S'agissant de la contestation des dispositions de l'article 1.8.1 alinéa 4 du règlement, le juge a également écarté les arguments développés par la requérante. A l'occasion de l'examen de la légalité de ces dispositions, le juge a précisé le régime applicable aux déblais issus des travaux de voirie. En effet, en se fondant sur l'article L. 541-1-1 du Code de l'environnement, qui définit la notion de déchets, le juge a estimé que « les déblais résultant de travaux réalisés sur la voie publique constituent des déchets au sens des dispositions précitées et les intervenants sous la maîtrise d'ouvrage desquels ces travaux sont réalisés doivent être regardés comme les producteurs de ces déchets. La circonstance que la voie publique comporte, indépendamment de la réalisation de travaux, des fibres d'amiante ne saurait faire obstacle à l'application de ces dispositions ». Il exclut ainsi, d'abord, l'argument de la requérante qui visait à appliquer à ces déblais le régime des sites et sols pollués, et reconnaît à cette dernière la qualité de producteur de déchets dès lors qu'elle a réalisé ou fait réaliser des travaux pour son compte, sur la voirie de la Métropole, peu important que cette voirie puisse comporter de l'amiante avant la réalisation des travaux.

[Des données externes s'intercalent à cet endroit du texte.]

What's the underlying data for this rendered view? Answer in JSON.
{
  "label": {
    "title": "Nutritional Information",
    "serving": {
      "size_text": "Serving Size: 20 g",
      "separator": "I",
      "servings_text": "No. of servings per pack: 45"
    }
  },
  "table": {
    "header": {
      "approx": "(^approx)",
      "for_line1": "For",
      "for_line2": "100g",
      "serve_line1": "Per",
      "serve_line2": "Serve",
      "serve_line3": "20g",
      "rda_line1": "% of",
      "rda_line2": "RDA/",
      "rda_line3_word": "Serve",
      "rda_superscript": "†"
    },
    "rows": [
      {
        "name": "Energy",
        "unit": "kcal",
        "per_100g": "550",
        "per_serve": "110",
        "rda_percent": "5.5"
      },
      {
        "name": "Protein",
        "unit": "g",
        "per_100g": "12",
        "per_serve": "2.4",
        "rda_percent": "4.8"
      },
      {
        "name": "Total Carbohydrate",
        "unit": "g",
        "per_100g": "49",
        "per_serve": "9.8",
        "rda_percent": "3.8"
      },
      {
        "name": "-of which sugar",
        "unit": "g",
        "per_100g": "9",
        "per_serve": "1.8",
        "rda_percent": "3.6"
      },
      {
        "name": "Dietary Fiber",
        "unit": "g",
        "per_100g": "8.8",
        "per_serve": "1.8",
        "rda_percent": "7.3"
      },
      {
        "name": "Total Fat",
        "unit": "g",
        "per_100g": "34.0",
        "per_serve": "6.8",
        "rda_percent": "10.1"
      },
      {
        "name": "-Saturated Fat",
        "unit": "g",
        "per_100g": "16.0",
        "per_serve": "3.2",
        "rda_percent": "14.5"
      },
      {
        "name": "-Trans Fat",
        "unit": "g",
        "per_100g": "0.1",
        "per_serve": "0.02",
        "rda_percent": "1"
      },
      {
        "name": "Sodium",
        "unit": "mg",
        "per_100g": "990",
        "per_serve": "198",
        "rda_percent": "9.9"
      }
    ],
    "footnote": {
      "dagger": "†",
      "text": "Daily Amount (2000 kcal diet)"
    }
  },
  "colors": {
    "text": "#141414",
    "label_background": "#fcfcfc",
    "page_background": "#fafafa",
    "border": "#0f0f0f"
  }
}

Le juge a encore réfuté l'argument selon lequel le fait de mettre à la charge de l'intervenant l'élimination des déblais constituerait une cession d'amiante entre la collectivité et ses intervenants. Il a par ailleurs estimé que les dispositions relatives à la gestion des déchets sont applicables dès lors que « pour se conformer à ses obligations légales, l'intervenant réalise un diagnostic environnemental préalablement aux opérations de fouilles sur la voirie - laquelle ne peut être regardée comme constituant, pour cet intervenant, un sol non excavé au sens de l'article L. 541-4-1 précité du code de l'environnement - dans la mesure où ce diagnostic est réalisé pour les besoins de ses travaux générant des déchets ».
Enfin, il convient de relever que le juge reconnaît expressément, par cette décision, aux EPCI, le pouvoir d'édicter, via le règlement de voirie, des règles portant sur la gestion des déchets sans que cela n'empiète sur les pouvoirs de police conférés au maire dans ce domaine.
Pour finir, et en complément des enseignements tirés de cet arrêt, il semble intéressant d'évoquer ici les nouvelles dispositions issues de la loi relative à la lutte contre le gaspillage et à l'économie circulaire (loi n°2020-105 du 10 février 2020). En effet, cette nouvelle loi impose aux producteurs de terres excavées, que celles-ci aient ou non la qualité de déchets, une obligation de traçabilité qui semble dès lors devoir également s'imposer aux personnes réalisant des travaux sur la voirie générant des déblais (art L. 541-7 du Code de l'environnement).
Cet article a été publié dans la lettre Lamy de l’environnement n° 628 du 24 juillet 2020.